Some vital information on the rescue of baby hedgehogs

There is one factor that will put the life of a hoglet to the test.

One popular distinguishing characteristic of the baby hedgehog is their lifestyle which includes hibernation. Normally they weigh by 400 grams, but as the weather changes and gets colder, they need to prepare themselves for the winter months mean lesser availability of food. They can weight from 500 grams to 2 kilograms so they have enough fat reserves to last through the winter. Hedgehogs typically hibernate by November, although record shows there are some species that do so as early as September. Their hibernation is characterized by a very lengthy sleep, but wakes for a short time every 7 to 11 days. Scientific description to this period includes the decrease in metabolic rate to cause as well a decrease in energy consumption. Blood pumping and breathing rate is also slowed down. At the start of March, the first groups of hungry hedgehogs will start coming out looking for food and slowly increases in number as April sets in.

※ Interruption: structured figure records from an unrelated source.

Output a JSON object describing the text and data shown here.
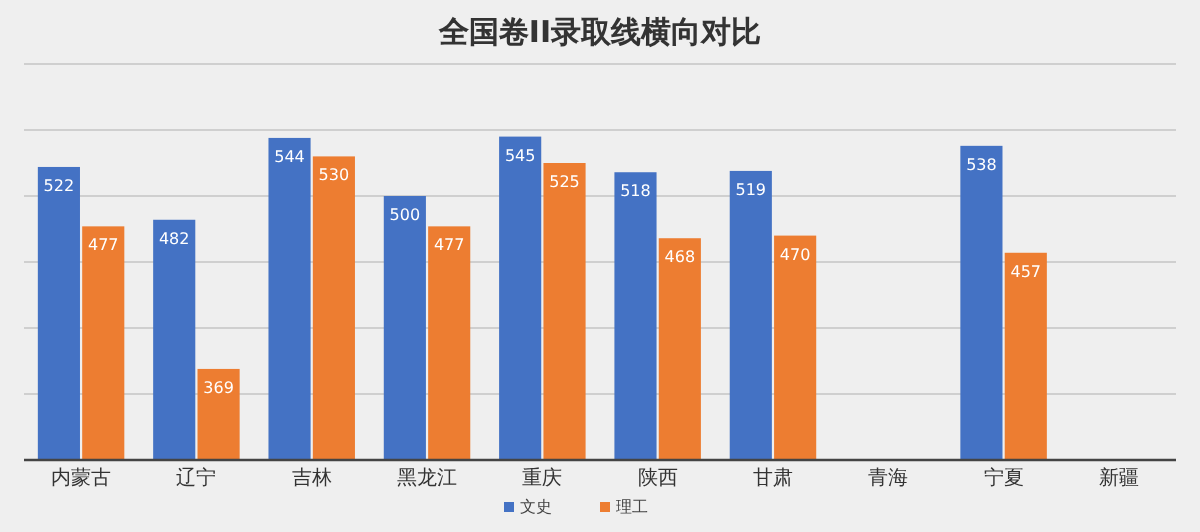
{
  "chart_data": {
    "type": "bar",
    "title": "全国卷II录取线横向对比",
    "categories": [
      "内蒙古",
      "辽宁",
      "吉林",
      "黑龙江",
      "重庆",
      "陕西",
      "甘肃",
      "青海",
      "宁夏",
      "新疆"
    ],
    "series": [
      {
        "name": "文史",
        "color": "#4472c4",
        "values": [
          522,
          482,
          544,
          500,
          545,
          518,
          519,
          null,
          538,
          null
        ]
      },
      {
        "name": "理工",
        "color": "#ed7d31",
        "values": [
          477,
          369,
          530,
          477,
          525,
          468,
          470,
          null,
          457,
          null
        ]
      }
    ],
    "ylim": [
      300,
      600
    ],
    "yticks": [
      {
        "value": 300,
        "label": null
      },
      {
        "value": 350,
        "label": null
      },
      {
        "value": 400,
        "label": null
      },
      {
        "value": 450,
        "label": null
      },
      {
        "value": 500,
        "label": null
      },
      {
        "value": 550,
        "label": null
      },
      {
        "value": 600,
        "label": null
      }
    ],
    "tick_labels": "x",
    "grid": "y",
    "legend": "bottom",
    "data_labels": true
  }
}
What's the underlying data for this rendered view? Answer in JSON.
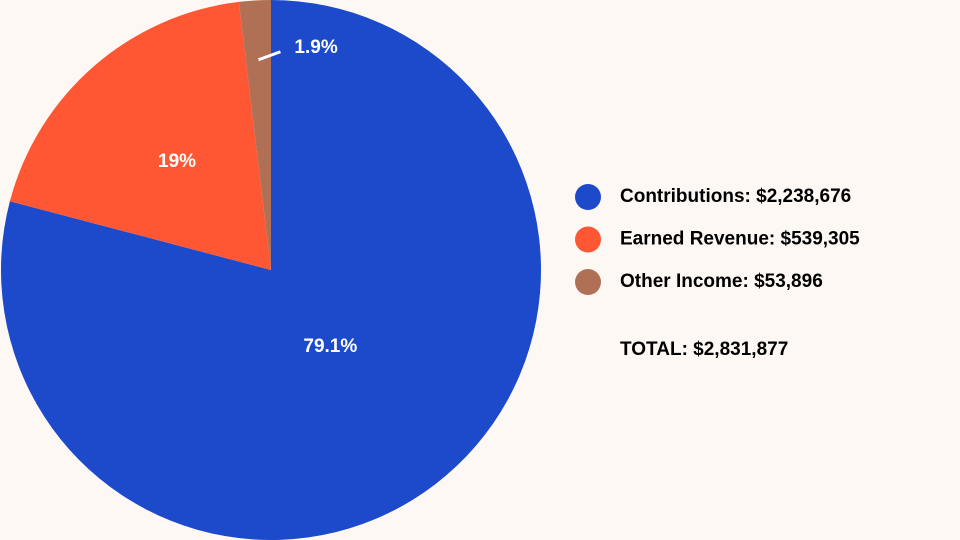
{
  "chart_data": {
    "type": "pie",
    "categories": [
      "Contributions: $2,238,676",
      "Earned Revenue: $539,305",
      "Other Income: $53,896"
    ],
    "values": [
      79.1,
      19,
      1.9
    ],
    "value_labels": [
      "79.1%",
      "19%",
      "1.9%"
    ],
    "colors": [
      "#1c4acb",
      "#ff5733",
      "#b07055"
    ],
    "annotation": "TOTAL: $2,831,877"
  }
}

In the case of baby hedgehogs, this hibernation period is crucial because there is no guarantee that they will survive. Especially when they were born at the end of the summer, or worse during winter, their bodies do not have enough fat deposits to support them despite the absence of food. Their mothers may look for food during waking hours but the probability of returning to their nest is low for they may not withstand the harsh, cold wind and the presence of foxes for example.

This is when baby hedgehog rescue becomes a crucial moment for an animal rights activist. You can even do this as well as a bonding time with your child while you are out in the woods in the winter under tolerable temperatures. With warm gloves, you may carry the hoglets gently in order not to scare them, and take note of your local town’s laws regarding rescue, as well as adoption, if you wish to have one as a pet.